T.A.R. Abruzzo – Sezione Staccata di Pescara (Sezione Prima) – Sentenza del 09.03.2026 n. 121 – Pres. Passoni – Est. Balloriani

T.A.R. Abruzzo – Sezione Staccata di Pescara (Sezione Prima) – Sentenza del 09.03.2026 n. 121 – Pres. Passoni – Est. Balloriani

L’art. 111 c.p.c. è applicabile anche al processo amministrativo alla luce del rinvio previsto dall’articolo 39 c.p.a..

Da ciò deriva che se, nel corso del processo, si trasferisce il diritto controverso per atto tra vivi a titolo particolare, il giudizio prosegue tra le parti originarie (pur potendo il successore a titolo particolare intervenire o essere chiamato nel processo e, se le altre parti vi consentono, l’alienante esserne estromesso) e, inoltre, la sentenza pronunciata contro l’alienante spiega sempre i suoi effetti anche contro il successore a titolo particolare.

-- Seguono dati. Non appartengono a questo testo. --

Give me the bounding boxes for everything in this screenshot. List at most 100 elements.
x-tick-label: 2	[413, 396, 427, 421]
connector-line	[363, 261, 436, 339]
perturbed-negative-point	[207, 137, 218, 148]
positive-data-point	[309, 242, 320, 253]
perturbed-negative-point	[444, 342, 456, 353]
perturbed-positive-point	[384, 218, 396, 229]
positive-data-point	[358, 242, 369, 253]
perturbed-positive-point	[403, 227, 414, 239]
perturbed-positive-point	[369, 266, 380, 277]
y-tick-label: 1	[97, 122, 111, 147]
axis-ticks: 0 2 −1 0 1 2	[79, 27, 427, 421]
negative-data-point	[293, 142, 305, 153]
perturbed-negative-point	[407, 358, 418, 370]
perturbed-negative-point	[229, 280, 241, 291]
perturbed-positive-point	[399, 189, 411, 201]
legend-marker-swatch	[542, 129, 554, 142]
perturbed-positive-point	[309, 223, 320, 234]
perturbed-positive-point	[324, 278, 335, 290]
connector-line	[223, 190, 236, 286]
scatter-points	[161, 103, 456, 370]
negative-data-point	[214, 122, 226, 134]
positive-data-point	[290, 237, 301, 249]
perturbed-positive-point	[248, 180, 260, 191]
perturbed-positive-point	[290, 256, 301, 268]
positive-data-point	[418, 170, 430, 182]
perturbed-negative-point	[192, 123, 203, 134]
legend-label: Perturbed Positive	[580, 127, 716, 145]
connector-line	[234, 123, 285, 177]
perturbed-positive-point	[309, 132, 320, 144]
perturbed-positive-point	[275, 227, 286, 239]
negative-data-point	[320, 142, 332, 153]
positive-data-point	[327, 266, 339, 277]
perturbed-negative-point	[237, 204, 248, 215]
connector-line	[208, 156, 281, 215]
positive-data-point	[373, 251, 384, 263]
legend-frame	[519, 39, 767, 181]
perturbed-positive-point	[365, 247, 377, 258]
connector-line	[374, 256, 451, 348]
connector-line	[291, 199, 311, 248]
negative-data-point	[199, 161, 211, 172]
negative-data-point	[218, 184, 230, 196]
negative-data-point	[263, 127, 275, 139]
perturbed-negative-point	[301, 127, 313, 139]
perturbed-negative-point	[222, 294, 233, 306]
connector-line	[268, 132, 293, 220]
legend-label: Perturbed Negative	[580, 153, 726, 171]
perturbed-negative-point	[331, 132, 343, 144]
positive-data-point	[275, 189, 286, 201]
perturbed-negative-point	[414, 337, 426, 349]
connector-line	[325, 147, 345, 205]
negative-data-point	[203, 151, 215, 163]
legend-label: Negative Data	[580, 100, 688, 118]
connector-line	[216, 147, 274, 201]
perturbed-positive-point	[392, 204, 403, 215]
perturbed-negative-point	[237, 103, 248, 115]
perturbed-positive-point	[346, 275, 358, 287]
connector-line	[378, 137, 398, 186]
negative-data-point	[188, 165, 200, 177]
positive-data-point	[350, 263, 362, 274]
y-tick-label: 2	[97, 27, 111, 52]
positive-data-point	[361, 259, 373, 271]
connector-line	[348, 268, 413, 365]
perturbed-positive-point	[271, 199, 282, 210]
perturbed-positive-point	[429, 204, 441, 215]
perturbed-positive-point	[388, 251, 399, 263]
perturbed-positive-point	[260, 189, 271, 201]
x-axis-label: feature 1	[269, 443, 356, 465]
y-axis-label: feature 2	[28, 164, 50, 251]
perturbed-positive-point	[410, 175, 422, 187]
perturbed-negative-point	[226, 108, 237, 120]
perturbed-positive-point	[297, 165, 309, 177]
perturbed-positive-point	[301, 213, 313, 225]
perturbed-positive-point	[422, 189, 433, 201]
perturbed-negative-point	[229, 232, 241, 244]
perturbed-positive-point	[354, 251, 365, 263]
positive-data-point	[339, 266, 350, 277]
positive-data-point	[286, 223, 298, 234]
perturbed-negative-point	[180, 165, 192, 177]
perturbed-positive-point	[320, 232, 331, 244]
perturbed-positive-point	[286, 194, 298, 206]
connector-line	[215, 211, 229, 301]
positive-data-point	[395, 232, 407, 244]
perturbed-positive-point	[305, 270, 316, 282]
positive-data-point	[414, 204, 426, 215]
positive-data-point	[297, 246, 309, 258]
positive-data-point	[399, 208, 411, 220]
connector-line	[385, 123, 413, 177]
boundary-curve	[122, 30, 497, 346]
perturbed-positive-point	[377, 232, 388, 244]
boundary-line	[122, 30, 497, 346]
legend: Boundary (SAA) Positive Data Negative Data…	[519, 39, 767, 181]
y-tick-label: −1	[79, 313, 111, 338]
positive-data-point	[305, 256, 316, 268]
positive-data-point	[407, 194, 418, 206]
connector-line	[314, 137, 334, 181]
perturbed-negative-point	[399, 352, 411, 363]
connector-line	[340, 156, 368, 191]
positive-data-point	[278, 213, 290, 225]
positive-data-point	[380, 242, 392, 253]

Per sorreggere l’atto plurimotivato in sede giurisdizionale è sufficiente la legittimità di una sola delle ragioni espresse, con la conseguenza che il rigetto delle doglianze svolte contro una di tali ragioni rende superfluo l’esame di quelle relative alle altre parti del provvedimento.

Pertanto, il giudice, qualora ritenga infondate le censure indirizzate verso uno dei motivi assunti a base dell’atto controverso, idoneo, di per sé, a sostenerne e a comprovarne la legittimità, ha la potestà di respingere il ricorso sulla sola base di tale rilievo, con assorbimento delle censure dedotte avverso altri capi del provvedimento, indipendentemente dall’ordine con cui i motivi sono articolati nel gravame.